Breathing Practice for Stress

A breathing technique to soothe stress and work with challenging emotions with Zindel Segal, co-founder of Mindfulness-Based Stress Reduction.

Nine Köpfer/Unsplash

Working with difficult emotions in real time can be challenging. Sometimes big emotions arise in anticipation of a difficult encounter or interaction, and sometimes unexpected changes in your life cause stress and anxiety.

The practice of mindfulness allows us to create space around difficult moments, to approach them with a kind curiosity to consider the range of responses available to us in any moment. 

The practice of mindfulness allows us to create space around such moments, to approach them with a kind curiosity to consider the range of responses available to us in any moment. The responsive breathing space practice is intended to help us do just that.
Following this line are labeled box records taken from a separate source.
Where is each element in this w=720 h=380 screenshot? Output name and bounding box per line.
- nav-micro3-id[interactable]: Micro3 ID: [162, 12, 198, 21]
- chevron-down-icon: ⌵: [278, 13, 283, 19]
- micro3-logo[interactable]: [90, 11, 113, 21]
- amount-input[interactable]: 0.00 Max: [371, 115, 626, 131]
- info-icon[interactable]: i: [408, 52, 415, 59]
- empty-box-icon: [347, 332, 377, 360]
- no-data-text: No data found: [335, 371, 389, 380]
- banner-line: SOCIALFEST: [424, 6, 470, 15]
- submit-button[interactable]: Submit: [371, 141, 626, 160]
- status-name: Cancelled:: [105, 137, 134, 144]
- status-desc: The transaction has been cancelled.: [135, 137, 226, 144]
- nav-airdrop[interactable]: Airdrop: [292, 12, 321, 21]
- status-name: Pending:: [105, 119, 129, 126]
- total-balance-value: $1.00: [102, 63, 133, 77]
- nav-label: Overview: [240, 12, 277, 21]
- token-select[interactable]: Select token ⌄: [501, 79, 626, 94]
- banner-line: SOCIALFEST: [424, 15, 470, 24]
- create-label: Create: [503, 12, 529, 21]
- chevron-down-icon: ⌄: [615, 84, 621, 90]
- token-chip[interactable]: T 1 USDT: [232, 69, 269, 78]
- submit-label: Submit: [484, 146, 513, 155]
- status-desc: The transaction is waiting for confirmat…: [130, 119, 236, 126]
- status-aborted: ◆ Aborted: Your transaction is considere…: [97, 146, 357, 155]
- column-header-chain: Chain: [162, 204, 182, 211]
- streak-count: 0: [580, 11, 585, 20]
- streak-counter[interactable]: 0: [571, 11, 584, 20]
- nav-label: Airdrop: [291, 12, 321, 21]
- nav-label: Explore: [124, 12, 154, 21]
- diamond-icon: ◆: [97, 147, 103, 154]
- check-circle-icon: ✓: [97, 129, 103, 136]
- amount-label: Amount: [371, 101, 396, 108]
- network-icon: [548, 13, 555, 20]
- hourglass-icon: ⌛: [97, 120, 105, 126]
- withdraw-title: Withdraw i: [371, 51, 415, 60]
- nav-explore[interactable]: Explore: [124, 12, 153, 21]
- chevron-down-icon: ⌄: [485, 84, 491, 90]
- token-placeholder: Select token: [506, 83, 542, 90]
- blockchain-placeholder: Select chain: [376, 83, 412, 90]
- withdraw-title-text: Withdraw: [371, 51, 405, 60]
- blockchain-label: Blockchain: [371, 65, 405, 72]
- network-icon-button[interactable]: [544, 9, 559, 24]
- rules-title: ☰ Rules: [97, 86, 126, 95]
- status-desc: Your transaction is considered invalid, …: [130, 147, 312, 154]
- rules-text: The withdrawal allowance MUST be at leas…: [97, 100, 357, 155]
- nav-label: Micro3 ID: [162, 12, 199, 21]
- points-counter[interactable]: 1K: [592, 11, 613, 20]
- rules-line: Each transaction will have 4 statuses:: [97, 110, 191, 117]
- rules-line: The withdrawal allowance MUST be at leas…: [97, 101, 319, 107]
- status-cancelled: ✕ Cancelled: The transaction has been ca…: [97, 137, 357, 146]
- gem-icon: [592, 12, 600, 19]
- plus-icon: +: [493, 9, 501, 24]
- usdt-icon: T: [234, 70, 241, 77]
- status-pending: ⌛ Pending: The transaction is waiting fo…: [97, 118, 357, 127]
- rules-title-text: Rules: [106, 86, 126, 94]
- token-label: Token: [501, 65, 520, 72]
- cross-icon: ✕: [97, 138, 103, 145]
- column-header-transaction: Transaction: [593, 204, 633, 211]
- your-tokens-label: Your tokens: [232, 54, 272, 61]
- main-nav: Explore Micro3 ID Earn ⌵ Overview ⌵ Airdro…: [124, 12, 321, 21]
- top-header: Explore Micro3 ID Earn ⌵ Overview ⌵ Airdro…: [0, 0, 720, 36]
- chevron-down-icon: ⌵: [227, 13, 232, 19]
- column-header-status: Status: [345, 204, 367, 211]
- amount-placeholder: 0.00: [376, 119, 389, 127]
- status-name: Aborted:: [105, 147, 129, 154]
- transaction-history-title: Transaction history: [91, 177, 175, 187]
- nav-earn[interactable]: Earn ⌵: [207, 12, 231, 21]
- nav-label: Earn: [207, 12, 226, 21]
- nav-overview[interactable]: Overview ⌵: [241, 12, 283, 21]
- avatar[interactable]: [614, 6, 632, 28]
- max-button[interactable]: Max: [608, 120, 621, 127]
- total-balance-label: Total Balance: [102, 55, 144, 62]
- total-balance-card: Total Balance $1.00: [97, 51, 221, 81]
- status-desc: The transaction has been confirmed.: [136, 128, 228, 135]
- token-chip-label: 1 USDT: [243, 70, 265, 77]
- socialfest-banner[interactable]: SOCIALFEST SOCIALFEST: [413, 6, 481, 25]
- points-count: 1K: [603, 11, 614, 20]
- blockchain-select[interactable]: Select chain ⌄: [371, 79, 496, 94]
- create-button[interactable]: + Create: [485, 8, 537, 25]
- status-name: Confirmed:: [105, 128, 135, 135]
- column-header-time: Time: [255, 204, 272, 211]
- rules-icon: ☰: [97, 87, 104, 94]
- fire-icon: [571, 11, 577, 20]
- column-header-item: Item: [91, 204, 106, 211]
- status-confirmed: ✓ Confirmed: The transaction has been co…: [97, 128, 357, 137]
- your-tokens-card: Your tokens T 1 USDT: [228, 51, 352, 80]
Guided Breathing Practice for Stress 

Responsive Breathing Space Practice

  • 7:00
  1. Find a comfortable place to sit. See if you can bring to mind a worry or concern that is present for you, something that is current. It needn’t be overwhelming—in fact, it’s best if it’s closer to a 3 rather than a 10 on your personal stress scale.   
  2. Shift your attention to your body. When you feel ready, bring your attention to the sensations of sitting, feeling the sensations in the soles of your feet as they press down into the floor. Feel the sensations of the chair supporting the weight of your body, or the spine rising up from the pelvis with the neck and head balanced.  
  3. Now bring your attention to your inner experience. Notice what is happening in your thoughts, feelings, and bodily sensations. You may find it helpful to describe and identify what is arising in order to put experiences into words, perhaps by lightly noting in your mind that, for example, a feeling of anger is arising, or that judging thoughts are here, or that there is tightness in your shoulders.  
  4. Follow the breath. When you feel ready, redirect your full attention to the breath and follow the breath all the way in, and all the way out. You might like to explore lightly noting in the mind that you are breathing in and breathing out, or perhaps counting from one to five. Inhaling, one. Exhaling, one. Inhaling, two. Exhaling, two, and so forth. Just give the mind this one thing to do.  
  5. Expand you attention to the entire body. Allow your attention to expand around the breath to get a sense of the whole body sitting, and the whole body breathing. Hold in your awareness all of the sensations in your body right now, just as they are. If you choose, you can extend this part of the practice, especially if there is any sense of discomfort, tension, or resistance. If these sensations are present, you might bring your awareness to them by breathing into them on the in-breath, and breathing out from the sensations, softening and opening with the out-breath. You can even say to yourself on your outbreath, “It’s OK to feel this, whatever it is, it’s already here.” 
  6. Note your intention. As this practice draws to a close, perhaps acknowledge your intention to approach difficult emotions. Explore your relationship with them based on allowing and letting be. Very often, these are two important ways of caring for yourself when difficult emotions do arise. Once you feel ready, allow your eyes to open.